A ‘fundamental review of the culture’ needs to take place within Manx Care.
That’s according to one doctor at Noble’s Hospital who completed a ‘Culture of Care’ survey.
Others accused the health service of ‘fake support’, ‘blame culture’ and ‘unacceptable behaviour’, stating that ‘discrimination on race, gender and part-time working is commonplace and this needs to be addressed’.
Another simply said: ‘Abolish Manx Care. It has become a huge, resource hungry, unproductive organisation that is out of touch with the public, staff and patients.’
Results from the survey, which was conducted between February 2 and March 2, were sent anonymously to the Isle of Man Examiner.
The ‘Culture of Care Barometer Survey’ is an independent survey designed by King’s College London and NHS England.
Manx Care confirmed the validity of the survey and its results.
The British Medical Association (BMA) has confirmed to Isle of Man Newspapers that BMA representatives on the Isle of Man distributed the survey to 146 doctors working at Noble’s Hospital, after discussions with management, who agreed that it would provide useful insight into the working culture of the hospital.
It should be noted that only 49 people completed the survey - around a third of those who recieved it - representing only a small proportion of those who work at Noble’s.
According to Manx Care, around 300 people are classed as ‘medical staff’ or ‘medical workforce’ so only around one sixth of the workforce responded.
At Noble’s Hospital, more than 1,700 people work within the clinical care groups within Manx Care, as doctors, nurses, allied health professionals and support staff.
That number was calculated based on Manx Care’s staffing structure rather than a physical location, but on the proviso that clinical care groups would typically be aligned to Noble’s.
Despite these caveats, the responses are damning.
The majority stated they are not well-informed about what is happening in their teams or the organisation as whole.
When asked if they would recommend Manx Care as a good place to work, 62% disagreed or strongly disagreed.
When asked if the organisation has a positive culture, 70% either disagreed or strongly disagreed.
When asked if unacceptable behaviour is consistently tackled, 63% either disagreed or strongly disagreed.
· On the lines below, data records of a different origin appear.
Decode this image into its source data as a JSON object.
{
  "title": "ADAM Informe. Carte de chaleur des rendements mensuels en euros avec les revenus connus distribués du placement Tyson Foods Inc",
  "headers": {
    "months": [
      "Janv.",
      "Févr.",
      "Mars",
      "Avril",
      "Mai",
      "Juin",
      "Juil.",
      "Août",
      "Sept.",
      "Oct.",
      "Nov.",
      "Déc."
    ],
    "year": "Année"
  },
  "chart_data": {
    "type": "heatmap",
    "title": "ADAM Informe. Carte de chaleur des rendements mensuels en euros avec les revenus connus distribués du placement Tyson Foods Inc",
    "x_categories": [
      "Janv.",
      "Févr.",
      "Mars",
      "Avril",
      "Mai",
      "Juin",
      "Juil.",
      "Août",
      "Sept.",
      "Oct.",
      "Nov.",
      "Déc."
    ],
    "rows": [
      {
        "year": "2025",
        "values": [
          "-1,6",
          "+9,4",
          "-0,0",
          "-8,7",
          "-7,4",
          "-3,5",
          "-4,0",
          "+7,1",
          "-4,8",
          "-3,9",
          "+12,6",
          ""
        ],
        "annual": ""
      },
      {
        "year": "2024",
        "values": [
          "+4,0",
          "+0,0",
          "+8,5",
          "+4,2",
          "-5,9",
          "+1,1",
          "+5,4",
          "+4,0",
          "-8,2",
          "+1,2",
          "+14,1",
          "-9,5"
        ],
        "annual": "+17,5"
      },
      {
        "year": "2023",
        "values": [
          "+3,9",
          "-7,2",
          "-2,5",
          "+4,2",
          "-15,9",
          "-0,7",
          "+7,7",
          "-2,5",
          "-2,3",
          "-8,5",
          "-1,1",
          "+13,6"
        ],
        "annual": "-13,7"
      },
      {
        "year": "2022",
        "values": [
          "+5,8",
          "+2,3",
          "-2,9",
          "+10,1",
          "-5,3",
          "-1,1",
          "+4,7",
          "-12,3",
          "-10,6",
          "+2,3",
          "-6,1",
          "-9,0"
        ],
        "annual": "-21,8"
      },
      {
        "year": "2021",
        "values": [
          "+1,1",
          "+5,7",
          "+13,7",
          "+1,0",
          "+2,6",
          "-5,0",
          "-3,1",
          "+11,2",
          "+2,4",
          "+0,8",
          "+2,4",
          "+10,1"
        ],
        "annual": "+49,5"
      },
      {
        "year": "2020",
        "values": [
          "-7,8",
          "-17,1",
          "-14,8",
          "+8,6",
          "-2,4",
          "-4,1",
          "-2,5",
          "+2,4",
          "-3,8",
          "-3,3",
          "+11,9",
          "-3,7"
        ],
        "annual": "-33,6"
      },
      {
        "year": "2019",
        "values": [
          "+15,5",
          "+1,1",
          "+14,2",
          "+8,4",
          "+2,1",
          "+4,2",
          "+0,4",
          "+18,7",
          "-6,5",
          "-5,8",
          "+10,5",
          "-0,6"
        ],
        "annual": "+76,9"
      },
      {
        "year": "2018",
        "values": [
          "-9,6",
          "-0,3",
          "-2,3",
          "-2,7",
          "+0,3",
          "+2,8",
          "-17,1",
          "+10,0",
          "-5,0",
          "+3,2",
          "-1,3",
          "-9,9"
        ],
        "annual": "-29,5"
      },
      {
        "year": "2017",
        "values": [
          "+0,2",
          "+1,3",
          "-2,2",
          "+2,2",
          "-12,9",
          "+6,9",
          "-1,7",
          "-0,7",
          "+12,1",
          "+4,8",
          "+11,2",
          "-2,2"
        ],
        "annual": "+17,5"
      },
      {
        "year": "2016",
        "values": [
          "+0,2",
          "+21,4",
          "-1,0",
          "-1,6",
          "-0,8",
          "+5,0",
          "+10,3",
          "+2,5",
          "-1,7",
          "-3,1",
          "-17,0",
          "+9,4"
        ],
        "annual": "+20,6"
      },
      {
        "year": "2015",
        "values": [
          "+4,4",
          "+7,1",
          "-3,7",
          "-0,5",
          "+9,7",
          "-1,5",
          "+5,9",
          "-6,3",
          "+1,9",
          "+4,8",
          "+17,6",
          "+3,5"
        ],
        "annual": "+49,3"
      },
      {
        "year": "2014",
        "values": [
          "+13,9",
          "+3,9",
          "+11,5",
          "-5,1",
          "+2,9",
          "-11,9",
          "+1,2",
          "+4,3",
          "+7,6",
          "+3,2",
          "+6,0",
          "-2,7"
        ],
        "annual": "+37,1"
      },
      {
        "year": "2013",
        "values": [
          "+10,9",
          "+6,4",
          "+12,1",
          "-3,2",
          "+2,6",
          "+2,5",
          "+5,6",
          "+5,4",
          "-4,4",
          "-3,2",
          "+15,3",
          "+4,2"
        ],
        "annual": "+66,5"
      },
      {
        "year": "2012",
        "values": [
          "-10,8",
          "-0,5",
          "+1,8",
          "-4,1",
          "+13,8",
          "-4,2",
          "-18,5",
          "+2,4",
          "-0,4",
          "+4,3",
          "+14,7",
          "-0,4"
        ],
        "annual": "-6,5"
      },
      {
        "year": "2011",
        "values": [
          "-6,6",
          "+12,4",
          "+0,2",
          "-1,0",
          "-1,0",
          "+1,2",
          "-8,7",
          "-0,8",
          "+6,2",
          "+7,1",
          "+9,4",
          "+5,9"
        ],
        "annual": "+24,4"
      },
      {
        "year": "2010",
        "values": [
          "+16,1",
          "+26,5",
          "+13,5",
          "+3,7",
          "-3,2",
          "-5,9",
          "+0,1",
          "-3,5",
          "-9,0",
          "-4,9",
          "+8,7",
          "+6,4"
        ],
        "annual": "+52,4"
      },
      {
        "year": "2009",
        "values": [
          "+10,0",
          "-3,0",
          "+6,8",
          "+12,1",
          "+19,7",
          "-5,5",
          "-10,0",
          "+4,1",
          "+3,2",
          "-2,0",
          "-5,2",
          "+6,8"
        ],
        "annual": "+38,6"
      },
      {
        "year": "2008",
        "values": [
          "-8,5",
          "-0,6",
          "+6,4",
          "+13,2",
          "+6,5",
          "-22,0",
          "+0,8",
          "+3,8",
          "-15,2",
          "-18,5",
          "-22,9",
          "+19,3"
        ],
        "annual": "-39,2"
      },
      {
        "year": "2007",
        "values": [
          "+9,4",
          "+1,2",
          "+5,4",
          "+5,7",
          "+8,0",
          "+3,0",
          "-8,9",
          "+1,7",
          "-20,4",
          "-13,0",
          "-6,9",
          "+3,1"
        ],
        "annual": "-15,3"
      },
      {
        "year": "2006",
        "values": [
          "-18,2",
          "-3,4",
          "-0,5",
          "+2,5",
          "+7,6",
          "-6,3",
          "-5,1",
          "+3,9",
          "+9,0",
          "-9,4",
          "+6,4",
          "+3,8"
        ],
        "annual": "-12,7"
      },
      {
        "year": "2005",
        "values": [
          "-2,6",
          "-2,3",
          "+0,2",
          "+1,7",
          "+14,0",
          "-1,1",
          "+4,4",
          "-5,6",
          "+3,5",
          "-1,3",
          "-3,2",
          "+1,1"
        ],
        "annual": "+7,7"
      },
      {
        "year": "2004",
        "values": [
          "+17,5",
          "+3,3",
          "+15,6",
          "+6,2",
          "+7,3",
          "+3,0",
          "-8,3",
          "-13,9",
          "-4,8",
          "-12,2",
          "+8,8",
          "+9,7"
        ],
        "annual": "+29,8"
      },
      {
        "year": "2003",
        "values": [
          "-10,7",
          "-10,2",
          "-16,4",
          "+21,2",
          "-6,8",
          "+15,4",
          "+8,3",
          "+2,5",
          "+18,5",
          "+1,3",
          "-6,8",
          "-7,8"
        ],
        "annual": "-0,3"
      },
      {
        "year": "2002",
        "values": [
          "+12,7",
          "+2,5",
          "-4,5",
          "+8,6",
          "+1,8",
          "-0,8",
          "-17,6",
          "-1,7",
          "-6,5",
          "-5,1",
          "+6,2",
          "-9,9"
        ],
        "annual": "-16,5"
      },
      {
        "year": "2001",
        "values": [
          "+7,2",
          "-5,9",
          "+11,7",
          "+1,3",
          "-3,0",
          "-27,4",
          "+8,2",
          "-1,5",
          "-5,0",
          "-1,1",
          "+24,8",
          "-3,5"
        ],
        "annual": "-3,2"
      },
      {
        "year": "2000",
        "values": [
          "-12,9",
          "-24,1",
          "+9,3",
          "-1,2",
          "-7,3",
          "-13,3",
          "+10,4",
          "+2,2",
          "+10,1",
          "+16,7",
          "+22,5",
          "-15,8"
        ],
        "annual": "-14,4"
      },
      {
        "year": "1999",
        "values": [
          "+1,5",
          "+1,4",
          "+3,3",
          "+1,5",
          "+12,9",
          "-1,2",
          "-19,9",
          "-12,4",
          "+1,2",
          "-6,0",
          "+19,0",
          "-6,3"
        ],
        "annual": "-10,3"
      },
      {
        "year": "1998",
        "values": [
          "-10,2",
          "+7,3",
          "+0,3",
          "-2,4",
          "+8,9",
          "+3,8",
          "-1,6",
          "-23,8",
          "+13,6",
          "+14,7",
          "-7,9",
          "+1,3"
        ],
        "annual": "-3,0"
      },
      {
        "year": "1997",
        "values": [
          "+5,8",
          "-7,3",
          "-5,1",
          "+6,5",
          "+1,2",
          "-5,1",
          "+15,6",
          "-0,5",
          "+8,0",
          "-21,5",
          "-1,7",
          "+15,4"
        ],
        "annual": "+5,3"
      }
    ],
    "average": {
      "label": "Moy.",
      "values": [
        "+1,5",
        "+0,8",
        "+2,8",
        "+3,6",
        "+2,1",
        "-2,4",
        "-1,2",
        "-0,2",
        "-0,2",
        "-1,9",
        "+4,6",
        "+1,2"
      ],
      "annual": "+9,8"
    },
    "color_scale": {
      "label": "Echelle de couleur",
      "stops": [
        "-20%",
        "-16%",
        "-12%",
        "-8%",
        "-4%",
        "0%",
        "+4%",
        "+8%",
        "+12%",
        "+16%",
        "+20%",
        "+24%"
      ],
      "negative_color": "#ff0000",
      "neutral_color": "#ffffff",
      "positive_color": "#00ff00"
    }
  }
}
And when asked if there is strong leadership at the highest level in the organisation, 65% either disagreed or strongly disagreed.
Only 2% of respondents agreed that Manx Care listens to staff views.
Most discontent was aimed at management, with support levelled at colleagues.
When asked if they felt respected by their coworkers, 71% agreed or strongly agreed.
And 55% said that when things get difficult, they can rely on their colleagues, with 79% saying that the people they work with are friendly.
The end of the survey invited respondents to speak openly, inviting suggestions on how to improve the organisation.
This is where the harshest criticism lay.
One respondent said: ‘We are understaffed. We can’t make any progress without enough staff.’
Another said: ‘Start from the top. We need down-to-Earth, visible, clinically credible leaders who are honest, open and inclusive. Patient safety must be paramount, above all else.’
Another said: ‘Get rid of the toxic culture. Stop bullying and discrimination.’
Another added: ‘Managers should be authentic. Words with no action exposes fake support! Managers should truly listen. Weekly emails and video presentation is not communication! They should listen to the concerns from the frontline and have the courage and resources to act on them.’
We asked Manx Care for a response to the survey results.
A spokesperson for Manx Care said: ‘The British Medical Association (BMA) is the trade union and professional body for doctors and medical students in the UK.
‘The BMA’s Culture of Care Barometer is a survey that is used to measure cultural engagement within medical staffing groups across United Kingdom NHS Trusts.
‘This year for the first time, doctors based at Noble’s Hospital were invited to participate in the survey.
‘Just under one quarter of the medical staffing workforce completed this.
‘We are really pleased that we have been able to give our colleagues the opportunity to share their views in structured and recognised way and – for the first time – to be able to establish a cultural baseline from which we can move forward.
‘Developing a strong, supportive working culture and promoting engagement is one of Manx Care’s strategic priorities, and so we very much welcome the opportunity for open dialogue and feedback with our colleagues, which this creates.
‘Through the survey colleagues have highlighted some important ways in which they feel that they and management colleagues can work more closely together, and we look forward to working with them to develop plans which will support the achievement of this.’
They added: ‘We would like to place on record our thanks to all of the colleagues who took the time to provide their feedback and engage with the BMA survey; without sharing open and honest feedback, we will not be able to develop the culture of our organisation.’
Prakash Thiagarajan, a consultant at Noble’s Hospital and one of the BMA staff-side representatives, added: ‘The BMA and staff side representatives are working with Manx Care’s senior leadership team to address the feedback highlighted in the survey by some of the respondents.
‘We do not wish for this process to be derailed or distracted by a public debate, and are firmly committed to the development of a positive working culture across the organisation, alongside all of the other groups who are striving to achieve this.’